It was the year Martin Luther King Jr. and Robert F. Kennedy were assassinated. It was the year the Mai Lai Massacre turned millions against the Vietnam War. It was the year segregationist George Wallace made a strong showing as Presidential candidate. It was the year that counterculture took its rancor to entirely new levels.
Turmoil defined the United States in 1968, but it was also a significant year in film.
For example, “Planet of the Apes" is a movie in which astronauts find themselves captive in a future dominated by intelligent apes. These men find themselves facing the consequences of humanity’s pension for war and destruction, and must contend with the racism and bigotry of the Apes. This film was made in a time marked by racial conflict and Cold War tension, and few films are so evocative and pessimistic in how they approach such issues.
Transcending contemporary events, however, Stanley Kubrick’s “2001: A Space Odyssey” is one of the films released in 1968 and remains a lasting cinematic icon of the era.

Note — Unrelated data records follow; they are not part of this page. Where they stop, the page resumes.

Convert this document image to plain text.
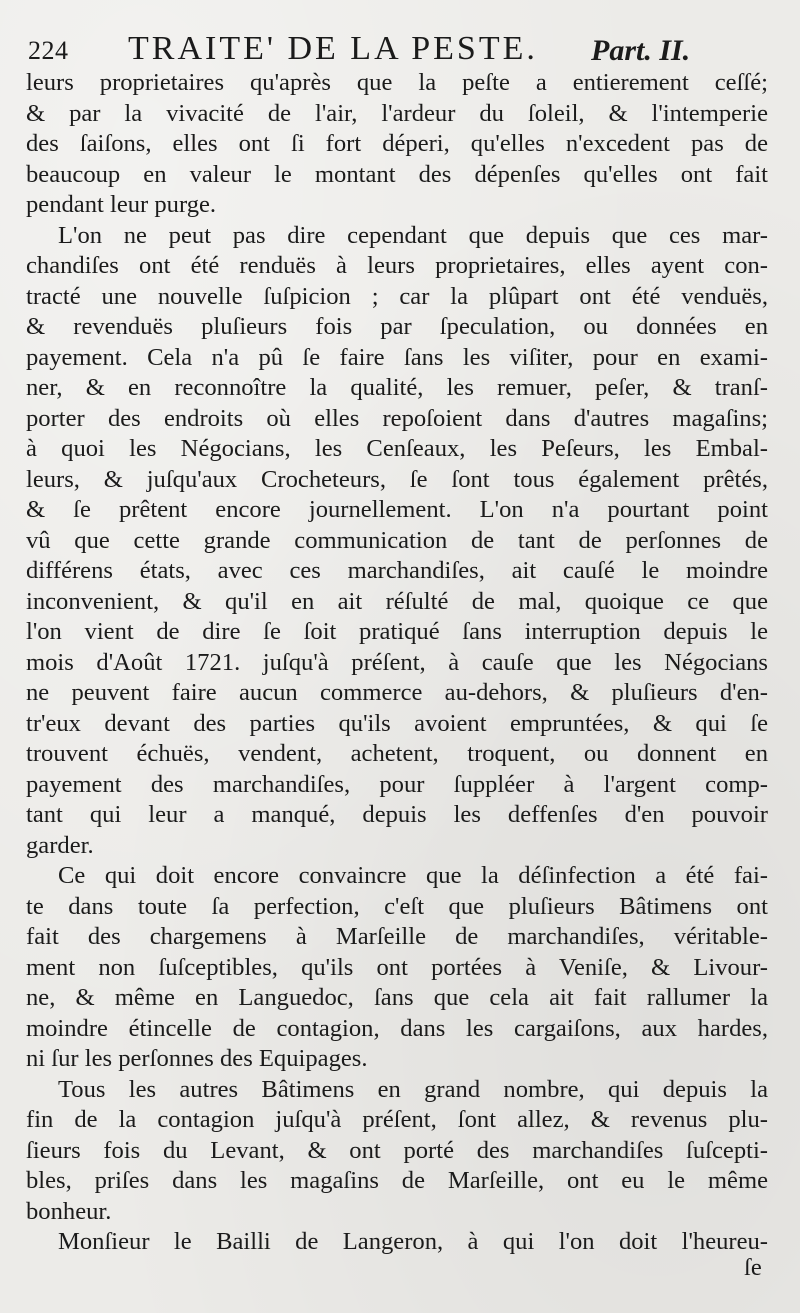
224 TRAITE' DE LA PESTE. Part. II.
leurs proprietaires qu'après que la peſte a entierement ceſſé;
& par la vivacité de l'air, l'ardeur du ſoleil, & l'intemperie
des ſaiſons, elles ont ſi fort déperi, qu'elles n'excedent pas de
beaucoup en valeur le montant des dépenſes qu'elles ont fait
pendant leur purge.
L'on ne peut pas dire cependant que depuis que ces mar-
chandiſes ont été renduës à leurs proprietaires, elles ayent con-
tracté une nouvelle ſuſpicion ; car la plûpart ont été venduës,
& revenduës pluſieurs fois par ſpeculation, ou données en
payement. Cela n'a pû ſe faire ſans les viſiter, pour en exami-
ner, & en reconnoître la qualité, les remuer, peſer, & tranſ-
porter des endroits où elles repoſoient dans d'autres magaſins;
à quoi les Négocians, les Cenſeaux, les Peſeurs, les Embal-
leurs, & juſqu'aux Crocheteurs, ſe ſont tous également prêtés,
& ſe prêtent encore journellement. L'on n'a pourtant point
vû que cette grande communication de tant de perſonnes de
différens états, avec ces marchandiſes, ait cauſé le moindre
inconvenient, & qu'il en ait réſulté de mal, quoique ce que
l'on vient de dire ſe ſoit pratiqué ſans interruption depuis le
mois d'Août 1721. juſqu'à préſent, à cauſe que les Négocians
ne peuvent faire aucun commerce au-dehors, & pluſieurs d'en-
tr'eux devant des parties qu'ils avoient empruntées, & qui ſe
trouvent échuës, vendent, achetent, troquent, ou donnent en
payement des marchandiſes, pour ſuppléer à l'argent comp-
tant qui leur a manqué, depuis les deffenſes d'en pouvoir
garder.
Ce qui doit encore convaincre que la déſinfection a été fai-
te dans toute ſa perfection, c'eſt que pluſieurs Bâtimens ont
fait des chargemens à Marſeille de marchandiſes, véritable-
ment non ſuſceptibles, qu'ils ont portées à Veniſe, & Livour-
ne, & même en Languedoc, ſans que cela ait fait rallumer la
moindre étincelle de contagion, dans les cargaiſons, aux hardes,
ni ſur les perſonnes des Equipages.
Tous les autres Bâtimens en grand nombre, qui depuis la
fin de la contagion juſqu'à préſent, ſont allez, & revenus plu-
ſieurs fois du Levant, & ont porté des marchandiſes ſuſcepti-
bles, priſes dans les magaſins de Marſeille, ont eu le même
bonheur.
Monſieur le Bailli de Langeron, à qui l'on doit l'heureu-
ſe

"2001: A Space Odyssey" is a film about evolution and man’s relationship to the universe. In four brilliant acts, it follows the efforts of extra-terrestrial life to nudge mankind forward.
The first act follows a tribe of hominids struggling to keep a rival tribe off their land, when a monolith, apparently placed by an ultra-advanced alien race, appears, inspiring them to use the bones of a dead animal to beat off the tribe.
The second act takes place in a future in which man has colonized the moon on which they find another such monolith intentionally buried there long before man roamed the Earth.
Astronauts are sent on a secret mission to Jupiter to seek out extraterrestrial life, and are aided by a sentient supercomputer named HAL, which manages their spacecraft.
Triggered likely by embarrassment at the prospect that he made an error, HAL attempts to take over the mission from the human astronauts, resulting in an ultimate showdown between humans and the tools they created.
It ends – spoiler alert – with the last surviving astronaut striving towards his evolutionary fairy godmothers on a red-carpet array of colorful cosmological phenomena. He finds himself aging to his death before becoming reborn as a uteral fetus hovering above earth – a new hope for mankind despite the tumult caused by man’s own devices.
This was unlike any science-fiction film ever made. With ground-breaking special effects and scientifically accurate depictions of space travel, the film looks ahead of its time for even today. But as its Homer-referencing title suggests, it takes science fiction to a deeper, ever more allegorical level.
The film was intended to be an audio-visual experience, and has very little dialogue. It is cerebral, striving to evoke the subconscious by having the music neither guide nor reflect the action. The score makes use of classical music to evoke certain emotions in each act.
Richard Strauss’ elative “Thus Spoke Zarathustra” is used in moments of triumph, when humans have reached another victory in their evolution, such as when the Apes discover the bone or when the fetus hovers above earth, Johann Strauss II’s playful “The Blue Danube” is deployed in moments of awe, and eerie and dissonant "Requiem" by Gorgy Ligeti is used to evoke the supernatural and the extra-terrestrial.
Stanley Kubrick, who directed, produced and co-wrote the film with science fiction writer Arthur C. Clarke, dared to defy narrative conventions and produce an ambiguous work conveying awe, hope, and terror. Who are the aliens? Why did HAL go bad? What does the ending mean?
Not everyone appreciated this aspect of the film in 1968, as people were used to science fictions flicks that honed in on conventions of cheesy dialogue and rampant violence. Over 250 audience members are said to have walked out of its New York premiere, including actor Rock Hudson, who asked, “Will someone tell me what the hell this is about?"
Clarke once said that "If you understand '2001' completely, we failed. We wanted to raise far more questions than we answered."
Indeed, many critics took it as a dystopian satire about man and the pitfalls of technology. However, audience members overwhelmingly saw it as a message of hope, rebirth and renewal.
But perhaps the most remarkable achievement of “2001: A Space Odyssey” is that while it was made in 1968, it contains a spark of genius applicable to many '1968s' yet to come.